Nadie pone en duda la capacidad de China de recuperarse de los inevitables daños que apareja la epidemia. Lo nuevo es el esfuerzo de los gobiernos enemigos de Beijing para que la epidemia se convierta en crisis del régimen. Algo que no han conseguido ni con la crisis en Hong Kong, ni con la guerra comercial en curso, puede suceder ahora ya que la epidemia sería «el mayor desafío para el presidente Xi Jinping desde que asumió el poder en 2012», según el Observatorio de la Política China (https://bit.ly/2SCE4gP).
Asistimos, sin duda, a un creciente desacople entre Estados Unidos y China, que puede traducirse en una deterioro de los lazos entre Asia y Occidente.
La tercera cuestión es el diferente tratamiento de las epidemias. En Brasil, el sarampión había sido eliminado, siendo uno de los virus más contagiosos, pero retornó en 2018 y creció en 2019 con 16.000 casos, sobre todo en el desarrollado Estado de Sao Paulo.
En ese país el dengue mató a 786 personas, una cifra superior a los muertos en China, en relación a la población de ambos países, siete veces superior al país el asiático. Más grave aún, porque los casos de dengue se multiplicaron por siete y las muertes se cuadruplicaron de un año a otro. Con tres millones de infectados en la región, la epidemia de dengue es la mayor en la historia para la Organización Panamericana de la Salud (https://bit.ly/2V0SIQP).
Aunque el nivel de letalidad de estas afecciones es menor que el coronavirus, llama la atención el diferente tratamiento mediático y estatal que tienen las epidemias, según el país del que se trate.
La cuarta cuestión tal vez sea la fundamental. ¿En qué mundo estamos?

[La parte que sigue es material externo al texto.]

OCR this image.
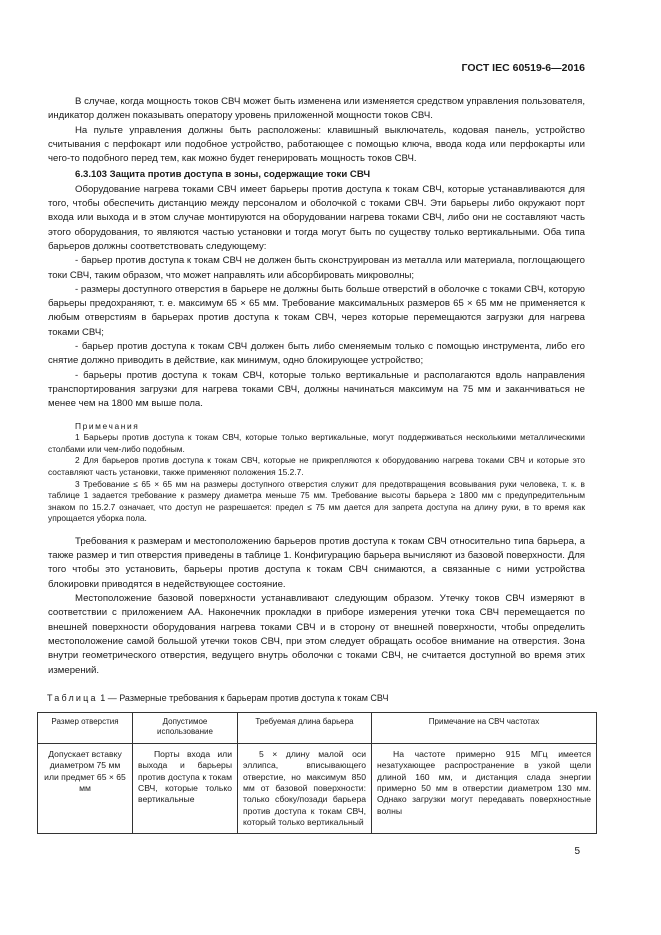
ГОСТ IEC 60519-6—2016

В случае, когда мощность токов СВЧ может быть изменена или изменяется средством управления пользователя, индикатор должен показывать оператору уровень приложенной мощности токов СВЧ.

На пульте управления должны быть расположены: клавишный выключатель, кодовая панель, устройство считывания с перфокарт или подобное устройство, работающее с помощью ключа, ввода кода или перфокарты или чего-то подобного перед тем, как можно будет генерировать мощность токов СВЧ.

6.3.103 Защита против доступа в зоны, содержащие токи СВЧ

Оборудование нагрева токами СВЧ имеет барьеры против доступа к токам СВЧ, которые устанавливаются для того, чтобы обеспечить дистанцию между персоналом и оболочкой с токами СВЧ. Эти барьеры либо окружают порт входа или выхода и в этом случае монтируются на оборудовании нагрева токами СВЧ, либо они не составляют часть этого оборудования, то являются частью установки и тогда могут быть по существу только вертикальными. Оба типа барьеров должны соответствовать следующему:

- барьер против доступа к токам СВЧ не должен быть сконструирован из металла или материала, поглощающего токи СВЧ, таким образом, что может направлять или абсорбировать микроволны;

- размеры доступного отверстия в барьере не должны быть больше отверстий в оболочке с токами СВЧ, которую барьеры предохраняют, т. е. максимум 65 × 65 мм. Требование максимальных размеров 65 × 65 мм не применяется к любым отверстиям в барьерах против доступа к токам СВЧ, через которые перемещаются загрузки для нагрева токами СВЧ;

- барьер против доступа к токам СВЧ должен быть либо сменяемым только с помощью инструмента, либо его снятие должно приводить в действие, как минимум, одно блокирующее устройство;

- барьеры против доступа к токам СВЧ, которые только вертикальные и располагаются вдоль направления транспортирования загрузки для нагрева токами СВЧ, должны начинаться максимум на 75 мм и заканчиваться не менее чем на 1800 мм выше пола.

Примечания

1 Барьеры против доступа к токам СВЧ, которые только вертикальные, могут поддерживаться несколькими металлическими столбами или чем-либо подобным.

2 Для барьеров против доступа к токам СВЧ, которые не прикрепляются к оборудованию нагрева токами СВЧ и которые это составляют часть установки, также применяют положения 15.2.7.

3 Требование ≤ 65 × 65 мм на размеры доступного отверстия служит для предотвращения всовывания руки человека, т. к. в таблице 1 задается требование к размеру диаметра меньше 75 мм. Требование высоты барьера ≥ 1800 мм с предупредительным знаком по 15.2.7 означает, что доступ не разрешается: предел ≤ 75 мм дается для запрета доступа на длину руки, в то время как упрощается уборка пола.

Требования к размерам и местоположению барьеров против доступа к токам СВЧ относительно типа барьера, а также размер и тип отверстия приведены в таблице 1. Конфигурацию барьера вычисляют из базовой поверхности. Для того чтобы это установить, барьеры против доступа к токам СВЧ снимаются, а связанные с ними устройства блокировки приводятся в недействующее состояние.

Местоположение базовой поверхности устанавливают следующим образом. Утечку токов СВЧ измеряют в соответствии с приложением АА. Наконечник прокладки в приборе измерения утечки тока СВЧ перемещается по внешней поверхности оборудования нагрева токами СВЧ и в сторону от внешней поверхности, чтобы определить местоположение самой большой утечки токов СВЧ, при этом следует обращать особое внимание на отверстия. Зона внутри геометрического отверстия, ведущего внутрь оболочки с токами СВЧ, не считается доступной во время этих измерений.

Таблица 1 — Размерные требования к барьерам против доступа к токам СВЧ
Размер отверстия	Допустимое использование	Требуемая длина барьера	Примечание на СВЧ частотах
Допускает вставку диаметром 75 мм или предмет 65 × 65 мм	Порты входа или выхода и барьеры против доступа к токам СВЧ, которые только вертикальные	5 × длину малой оси эллипса, вписывающего отверстие, но максимум 850 мм от базовой поверхности: только сбоку/позади барьера против доступа к токам СВЧ, который только вертикальный	На частоте примерно 915 МГц имеется незатухающее распространение в узкой щели длиной 160 мм, и дистанция слада энергии примерно 50 мм в отверстии диаметром 130 мм. Однако загрузки могут передавать поверхностные волны
5
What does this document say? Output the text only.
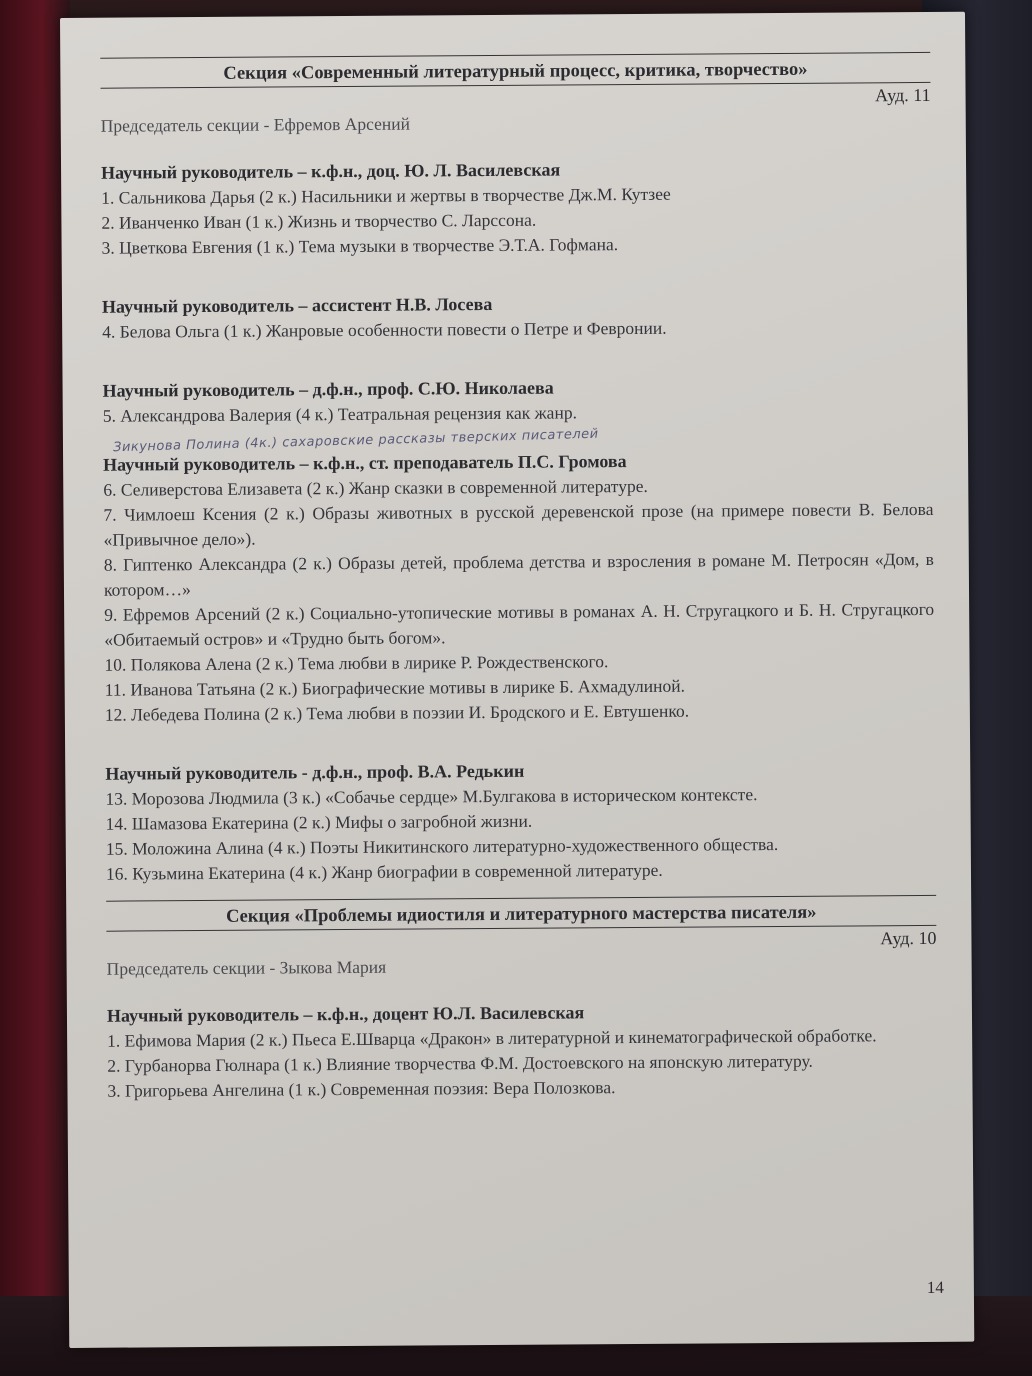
Секция «Современный литературный процесс, критика, творчество»
Ауд. 11
Председатель секции - Ефремов Арсений
Научный руководитель – к.ф.н., доц. Ю. Л. Василевская
1. Сальникова Дарья (2 к.) Насильники и жертвы в творчестве Дж.М. Кутзее
2. Иванченко Иван (1 к.) Жизнь и творчество С. Ларссона.
3. Цветкова Евгения (1 к.) Тема музыки в творчестве Э.Т.А. Гофмана.
Научный руководитель – ассистент Н.В. Лосева
4. Белова Ольга (1 к.) Жанровые особенности повести о Петре и Февронии.
Научный руководитель – д.ф.н., проф. С.Ю. Николаева
5. Александрова Валерия (4 к.) Театральная рецензия как жанр.
Зикунова Полина (4к.) сахаровские рассказы тверских писателей
Научный руководитель – к.ф.н., ст. преподаватель П.С. Громова
6. Селиверстова Елизавета (2 к.) Жанр сказки в современной литературе.
7. Чимлоеш Ксения (2 к.) Образы животных в русской деревенской прозе (на примере повести В. Белова «Привычное дело»).
8. Гиптенко Александра (2 к.) Образы детей, проблема детства и взросления в романе М. Петросян «Дом, в котором…»
9. Ефремов Арсений (2 к.) Социально-утопические мотивы в романах А. Н. Стругацкого и Б. Н. Стругацкого «Обитаемый остров» и «Трудно быть богом».
10. Полякова Алена (2 к.) Тема любви в лирике Р. Рождественского.
11. Иванова Татьяна (2 к.) Биографические мотивы в лирике Б. Ахмадулиной.
12. Лебедева Полина (2 к.) Тема любви в поэзии И. Бродского и Е. Евтушенко.
Научный руководитель - д.ф.н., проф. В.А. Редькин
13. Морозова Людмила (3 к.) «Собачье сердце» М.Булгакова в историческом контексте.
14. Шамазова Екатерина (2 к.) Мифы о загробной жизни.
15. Моложина Алина (4 к.) Поэты Никитинского литературно-художественного общества.
16. Кузьмина Екатерина (4 к.) Жанр биографии в современной литературе.
Секция «Проблемы идиостиля и литературного мастерства писателя»
Ауд. 10
Председатель секции - Зыкова Мария
Научный руководитель – к.ф.н., доцент Ю.Л. Василевская
1. Ефимова Мария (2 к.) Пьеса Е.Шварца «Дракон» в литературной и кинематографической обработке.
2. Гурбанорва Гюлнара (1 к.) Влияние творчества Ф.М. Достоевского на японскую литературу.
3. Григорьева Ангелина (1 к.) Современная поэзия: Вера Полозкова.
14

Fuera de dudas, en un mundo en guerra. Por ahora comercial y tecnológica, sin olvidar que estamos a un paso de una guerra real entre naciones poderosas que cuentan con arsenales nucleares.
Las decisiones que están tomando las grandes potencias y los países poderosos deben inducirnos a pensar que la epidemia está siendo utilizada como un laboratorio de ingeniería social, poniendo a prueba la resiliencia de poblaciones sometidas a una feroz campaña de miedo.
Todo indica que estamos ante varias transiciones simultáneas. La decadencia de Estados Unidos y de Occidente frente al ascenso de China y de Asia, habrá de modificar la geopolítica global como no sucedía desde hace siglos. A lo que hay que sumar el creciente empoderamiento de los pueblos, las mujeres, los trabajadores y las naciones sin Estado. Ambos factores, crisis sistémica en un período de crecimiento de los sectores populares, son temidos por las élites del mundo, no solo en Occidente.
Por último, esta situación crítica puede convertirse en caos devastador, si se suman el cambio climático y situaciones sanitarias fuera de control, que pueden llevarnos a un período de hondo caos con consecuencias imprevisibles.
Es posible que en unos años, podamos visualizar lo que está sucediendo estos meses como una suerte de «ensayo general» de los de arriba para controlar un mundo que se les escapa de las manos. En otros períodos las clases dominantes desataron guerras de exterminio, locales o mundiales. Ahora parecen estar creando otros modos de control y sometimiento de los pueblos.